Upload a FLAC file and convert it to WAV — all in your browser.

What happens when you convert FLAC to WAV

FLAC stores audio losslessly in a compressed form. Converting to WAV unpacks that audio into plain, uncompressed PCM. For standard 16-bit files the audio that comes out is identical to what went in, sample for sample. Expect the WAV to be roughly twice the size of the FLAC.

The conversion runs entirely in your browser. The file never leaves your device, there is no upload step, and a full album converts in seconds on a modern machine.

When WAV is the right choice

WAV is the safest format to feed into audio editors, DAWs, samplers, and CD burning software. Some older or stricter programs refuse FLAC but accept WAV without complaint. WAV is also the common request when you submit audio for mastering or broadcast.

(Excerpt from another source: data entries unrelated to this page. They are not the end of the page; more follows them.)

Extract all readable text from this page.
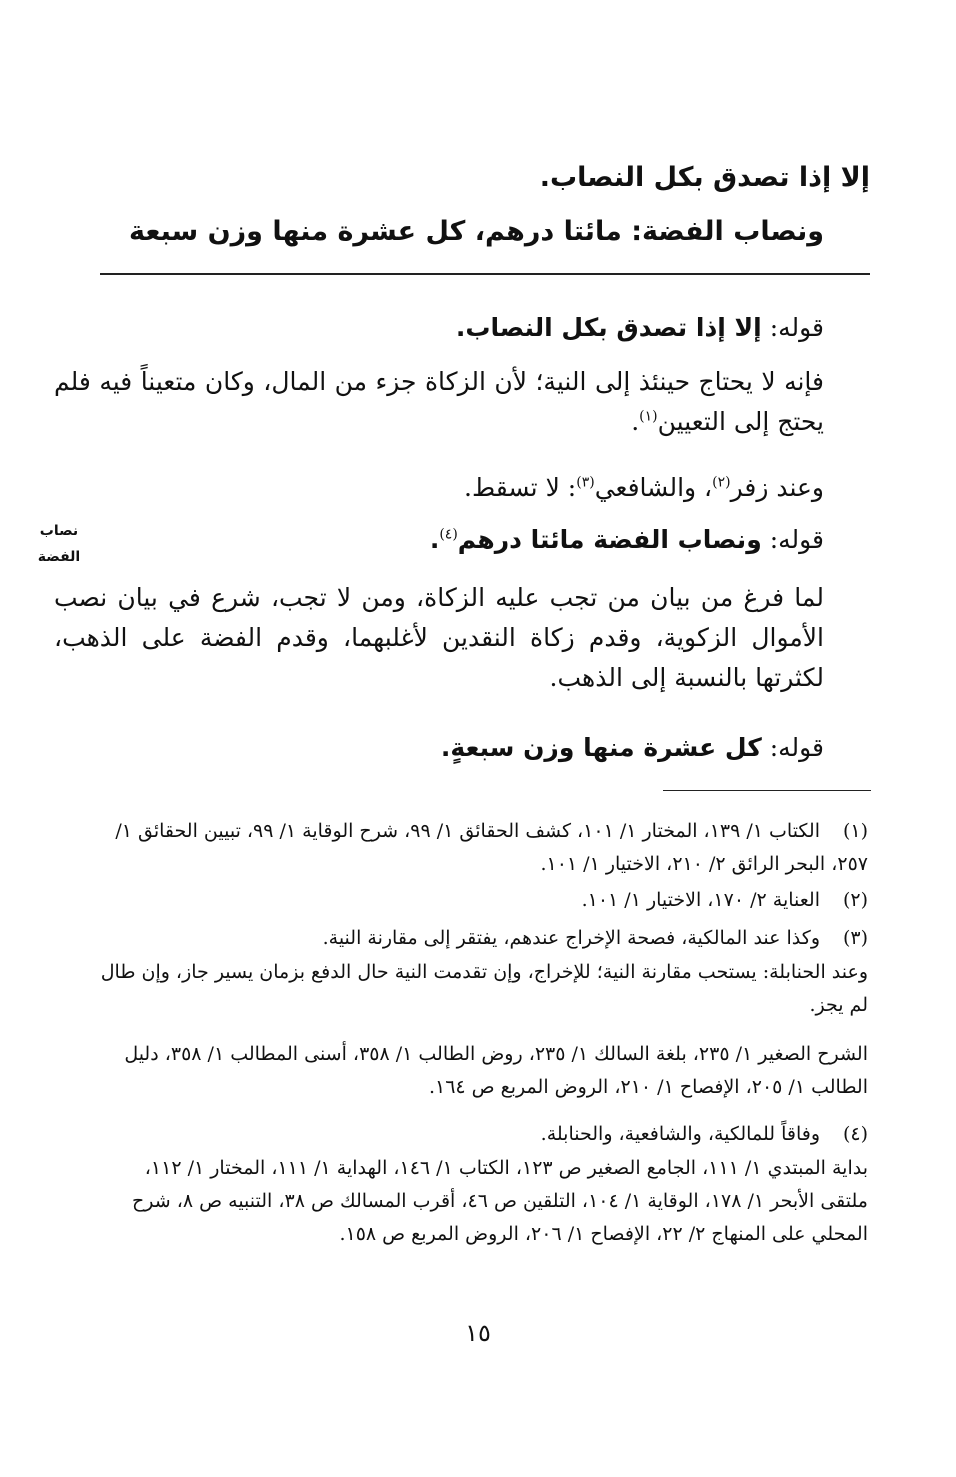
إلا إذا تصدق بكل النصاب.
ونصاب الفضة: مائتا درهم، كل عشرة منها وزن سبعة
نصاب
الفضة
قوله: إلا إذا تصدق بكل النصاب.
فإنه لا يحتاج حينئذ إلى النية؛ لأن الزكاة جزء من المال، وكان متعيناً فيه فلم يحتج إلى التعيين$^{(١)}$.
وعند زفر$^{(٢)}$، والشافعي$^{(٣)}$: لا تسقط.
قوله: ونصاب الفضة مائتا درهم$^{(٤)}$.
لما فرغ من بيان من تجب عليه الزكاة، ومن لا تجب، شرع في بيان نصب الأموال الزكوية، وقدم زكاة النقدين لأغلبهما، وقدم الفضة على الذهب، لكثرتها بالنسبة إلى الذهب.
قوله: كل عشرة منها وزن سبعةٍ.
(١)الكتاب ١/ ١٣٩، المختار ١/ ١٠١، كشف الحقائق ١/ ٩٩، شرح الوقاية ١/ ٩٩، تبيين الحقائق ١/ ٢٥٧، البحر الرائق ٢/ ٢١٠، الاختيار ١/ ١٠١.
(٢)العناية ٢/ ١٧٠، الاختيار ١/ ١٠١.
(٣)وكذا عند المالكية، فصحة الإخراج عندهم، يفتقر إلى مقارنة النية.
وعند الحنابلة: يستحب مقارنة النية؛ للإخراج، وإن تقدمت النية حال الدفع بزمان يسير جاز، وإن طال لم يجز.
الشرح الصغير ١/ ٢٣٥، بلغة السالك ١/ ٢٣٥، روض الطالب ١/ ٣٥٨، أسنى المطالب ١/ ٣٥٨، دليل الطالب ١/ ٢٠٥، الإفصاح ١/ ٢١٠، الروض المربع ص ١٦٤.
(٤)وفاقاً للمالكية، والشافعية، والحنابلة.
بداية المبتدي ١/ ١١١، الجامع الصغير ص ١٢٣، الكتاب ١/ ١٤٦، الهداية ١/ ١١١، المختار ١/ ١١٢، ملتقى الأبحر ١/ ١٧٨، الوقاية ١/ ١٠٤، التلقين ص ٤٦، أقرب المسالك ص ٣٨، التنبيه ص ٨، شرح المحلي على المنهاج ٢/ ٢٢، الإفصاح ١/ ٢٠٦، الروض المربع ص ١٥٨.
١٥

One thing to know: this tool writes 16-bit WAV. If you are converting 24-bit FLAC masters and need to keep the full bit depth, use the bit depth tool instead and pick 24-bit output.

Frequently asked questions

Is there any quality loss?

No. FLAC is lossless, so decoding it to WAV reproduces the original audio exactly. The file just gets larger because WAV does not compress anything.

Why is the WAV file so much bigger than the FLAC?

FLAC typically shrinks audio to about half its raw size without losing anything. WAV stores the raw samples directly, so the size roughly doubles back.

Is my file uploaded to a server?

No. The conversion happens locally in your browser using its built-in media engine. Your audio never leaves your device.